Published online May 6, 2015. doi: 10.5527/wjn.v4.i2.169
Peer-review started: August 30, 2014
First decision: December 2, 2014
Revised: December 22, 2014
Accepted: January 15, 2015
Article in press: January 19, 2015
Published online: May 6, 2015
Complement cascade is involved in several renal diseases and in renal transplantation. The different components of the complement cascade might represent an optimal target for innovative therapies. In the first section of the paper the authors review the physiopathology of complement involvement in renal diseases and transplantation. In some cases this led to a reclassification of renal diseases moving from a histopathological to a physiopathological classification. The principal issues afforded are: renal diseases with complement over activation, renal diseases with complement dysregulation, progression of renal diseases and renal transplantation. In the second section the authors discuss the several complement components that could represent a therapeutic target. Even if only the anti C5 monoclonal antibody is on the market, many targets as C1, C3, C5a and C5aR are the object of national or international trials. In addition, many molecules proved to be effective in vitro or in preclinical trials and are waiting to move to human trials in the future.

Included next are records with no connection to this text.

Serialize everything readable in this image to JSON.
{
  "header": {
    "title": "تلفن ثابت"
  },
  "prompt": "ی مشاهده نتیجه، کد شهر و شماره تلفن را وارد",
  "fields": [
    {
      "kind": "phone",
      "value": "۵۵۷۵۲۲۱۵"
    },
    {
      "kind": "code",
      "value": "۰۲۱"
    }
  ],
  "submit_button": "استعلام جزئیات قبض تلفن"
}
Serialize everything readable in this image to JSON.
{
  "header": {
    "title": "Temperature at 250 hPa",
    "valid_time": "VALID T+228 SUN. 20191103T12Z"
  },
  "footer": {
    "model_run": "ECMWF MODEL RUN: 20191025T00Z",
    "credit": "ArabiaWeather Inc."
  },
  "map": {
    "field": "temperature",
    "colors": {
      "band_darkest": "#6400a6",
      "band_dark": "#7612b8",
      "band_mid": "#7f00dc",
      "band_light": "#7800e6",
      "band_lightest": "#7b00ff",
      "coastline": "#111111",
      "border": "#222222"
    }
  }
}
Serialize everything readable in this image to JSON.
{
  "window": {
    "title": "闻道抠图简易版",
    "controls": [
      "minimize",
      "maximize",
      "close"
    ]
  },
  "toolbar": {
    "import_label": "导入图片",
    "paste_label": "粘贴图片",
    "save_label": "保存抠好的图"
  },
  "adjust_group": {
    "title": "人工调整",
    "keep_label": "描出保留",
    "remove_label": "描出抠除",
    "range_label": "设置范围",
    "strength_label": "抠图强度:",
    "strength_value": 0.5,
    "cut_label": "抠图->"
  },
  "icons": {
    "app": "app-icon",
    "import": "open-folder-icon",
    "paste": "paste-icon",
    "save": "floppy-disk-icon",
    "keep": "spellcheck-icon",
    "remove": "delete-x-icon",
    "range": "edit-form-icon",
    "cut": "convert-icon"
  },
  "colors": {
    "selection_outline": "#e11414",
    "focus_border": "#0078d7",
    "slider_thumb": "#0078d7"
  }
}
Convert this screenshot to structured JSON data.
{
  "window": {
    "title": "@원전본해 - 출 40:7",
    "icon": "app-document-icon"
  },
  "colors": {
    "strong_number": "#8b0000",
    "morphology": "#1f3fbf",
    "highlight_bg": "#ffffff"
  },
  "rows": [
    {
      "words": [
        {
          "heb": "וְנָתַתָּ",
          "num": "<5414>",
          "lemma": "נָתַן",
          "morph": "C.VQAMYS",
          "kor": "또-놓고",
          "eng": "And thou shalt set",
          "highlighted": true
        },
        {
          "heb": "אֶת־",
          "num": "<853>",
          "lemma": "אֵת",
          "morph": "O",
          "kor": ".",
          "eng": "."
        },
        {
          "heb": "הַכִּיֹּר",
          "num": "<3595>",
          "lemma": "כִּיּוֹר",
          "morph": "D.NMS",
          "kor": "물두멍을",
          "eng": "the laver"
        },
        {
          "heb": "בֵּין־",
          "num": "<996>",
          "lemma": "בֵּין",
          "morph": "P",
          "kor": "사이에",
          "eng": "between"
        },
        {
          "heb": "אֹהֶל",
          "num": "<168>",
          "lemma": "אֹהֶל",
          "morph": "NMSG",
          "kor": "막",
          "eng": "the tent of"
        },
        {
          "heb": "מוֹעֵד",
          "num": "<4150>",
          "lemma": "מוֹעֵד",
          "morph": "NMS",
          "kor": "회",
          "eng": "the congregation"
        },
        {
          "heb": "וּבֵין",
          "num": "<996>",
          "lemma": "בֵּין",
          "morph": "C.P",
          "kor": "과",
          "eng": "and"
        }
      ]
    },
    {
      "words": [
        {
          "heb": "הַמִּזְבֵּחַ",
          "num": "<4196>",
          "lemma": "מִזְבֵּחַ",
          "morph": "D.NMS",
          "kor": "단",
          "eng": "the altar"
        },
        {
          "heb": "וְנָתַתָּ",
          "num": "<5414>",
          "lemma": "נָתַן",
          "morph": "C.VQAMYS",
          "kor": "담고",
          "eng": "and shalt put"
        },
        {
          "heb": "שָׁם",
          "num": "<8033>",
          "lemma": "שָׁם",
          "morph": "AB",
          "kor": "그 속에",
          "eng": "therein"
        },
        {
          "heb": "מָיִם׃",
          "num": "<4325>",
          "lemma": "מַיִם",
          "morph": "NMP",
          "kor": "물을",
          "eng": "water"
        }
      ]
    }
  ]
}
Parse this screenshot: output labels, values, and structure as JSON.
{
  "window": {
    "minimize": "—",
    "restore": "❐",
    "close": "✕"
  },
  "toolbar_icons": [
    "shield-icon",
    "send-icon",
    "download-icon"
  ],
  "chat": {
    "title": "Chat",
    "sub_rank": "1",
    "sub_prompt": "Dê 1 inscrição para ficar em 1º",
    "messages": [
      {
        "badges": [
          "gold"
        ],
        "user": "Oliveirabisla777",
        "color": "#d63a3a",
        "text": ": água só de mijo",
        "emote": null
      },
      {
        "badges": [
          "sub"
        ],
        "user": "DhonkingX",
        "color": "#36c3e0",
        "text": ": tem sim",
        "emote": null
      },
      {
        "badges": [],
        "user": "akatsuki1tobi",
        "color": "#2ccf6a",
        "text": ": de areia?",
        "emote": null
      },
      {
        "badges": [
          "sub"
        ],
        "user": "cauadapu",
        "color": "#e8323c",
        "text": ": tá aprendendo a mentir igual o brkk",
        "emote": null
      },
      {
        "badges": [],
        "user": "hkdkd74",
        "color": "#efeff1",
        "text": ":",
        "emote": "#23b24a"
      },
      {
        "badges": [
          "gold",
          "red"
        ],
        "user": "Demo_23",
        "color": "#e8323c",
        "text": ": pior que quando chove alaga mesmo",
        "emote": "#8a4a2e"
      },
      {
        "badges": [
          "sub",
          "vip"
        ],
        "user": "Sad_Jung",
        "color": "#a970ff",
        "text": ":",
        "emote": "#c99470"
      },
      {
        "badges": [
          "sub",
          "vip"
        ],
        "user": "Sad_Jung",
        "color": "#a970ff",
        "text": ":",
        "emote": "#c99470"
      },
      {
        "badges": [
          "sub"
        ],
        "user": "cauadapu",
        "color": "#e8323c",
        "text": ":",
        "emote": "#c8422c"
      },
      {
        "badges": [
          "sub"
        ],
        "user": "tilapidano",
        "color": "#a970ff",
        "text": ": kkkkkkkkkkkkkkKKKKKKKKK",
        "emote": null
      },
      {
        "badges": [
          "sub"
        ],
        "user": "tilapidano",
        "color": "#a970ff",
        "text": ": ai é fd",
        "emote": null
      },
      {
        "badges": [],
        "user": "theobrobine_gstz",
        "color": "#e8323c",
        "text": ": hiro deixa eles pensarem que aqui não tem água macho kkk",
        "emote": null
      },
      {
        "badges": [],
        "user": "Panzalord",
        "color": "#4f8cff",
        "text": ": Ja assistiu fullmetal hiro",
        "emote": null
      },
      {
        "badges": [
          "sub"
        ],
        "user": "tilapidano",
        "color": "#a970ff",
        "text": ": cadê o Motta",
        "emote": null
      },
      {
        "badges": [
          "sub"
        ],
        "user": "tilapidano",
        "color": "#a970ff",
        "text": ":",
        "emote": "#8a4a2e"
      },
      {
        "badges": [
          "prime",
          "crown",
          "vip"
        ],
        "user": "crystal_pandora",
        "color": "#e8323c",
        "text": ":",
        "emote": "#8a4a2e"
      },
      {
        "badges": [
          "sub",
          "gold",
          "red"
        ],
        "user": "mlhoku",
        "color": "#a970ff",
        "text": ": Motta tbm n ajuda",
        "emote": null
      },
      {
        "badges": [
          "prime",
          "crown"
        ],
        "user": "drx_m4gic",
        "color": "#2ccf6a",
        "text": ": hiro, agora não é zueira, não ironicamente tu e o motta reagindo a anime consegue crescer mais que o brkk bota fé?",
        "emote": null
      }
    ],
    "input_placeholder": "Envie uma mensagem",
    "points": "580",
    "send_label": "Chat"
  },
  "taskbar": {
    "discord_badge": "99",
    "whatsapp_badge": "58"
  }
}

Core tip: Our therapeutical armamentarium is to date limited in many kidney diseases and in several aspects of renal transplantation. The findings that complement cascade is involved in many kidney diseases and in renal transplantation offer the availability of new therapeutical targets basing on the pathogenesis. The anti C5 monoclonal antibody, eculizumab, is now used to treat the atypical hemolytic uremic syndrome (aHUS), but 24 trials are ongoing in different renal diseases and in renal transplantation. Other targets as C1, C3, C5a, and C5aR are innovative treatments for diseases as aHUS, membranoproliferative glomerulonephritis, ischemia-reperfusion injury, and objects of ongoing trials.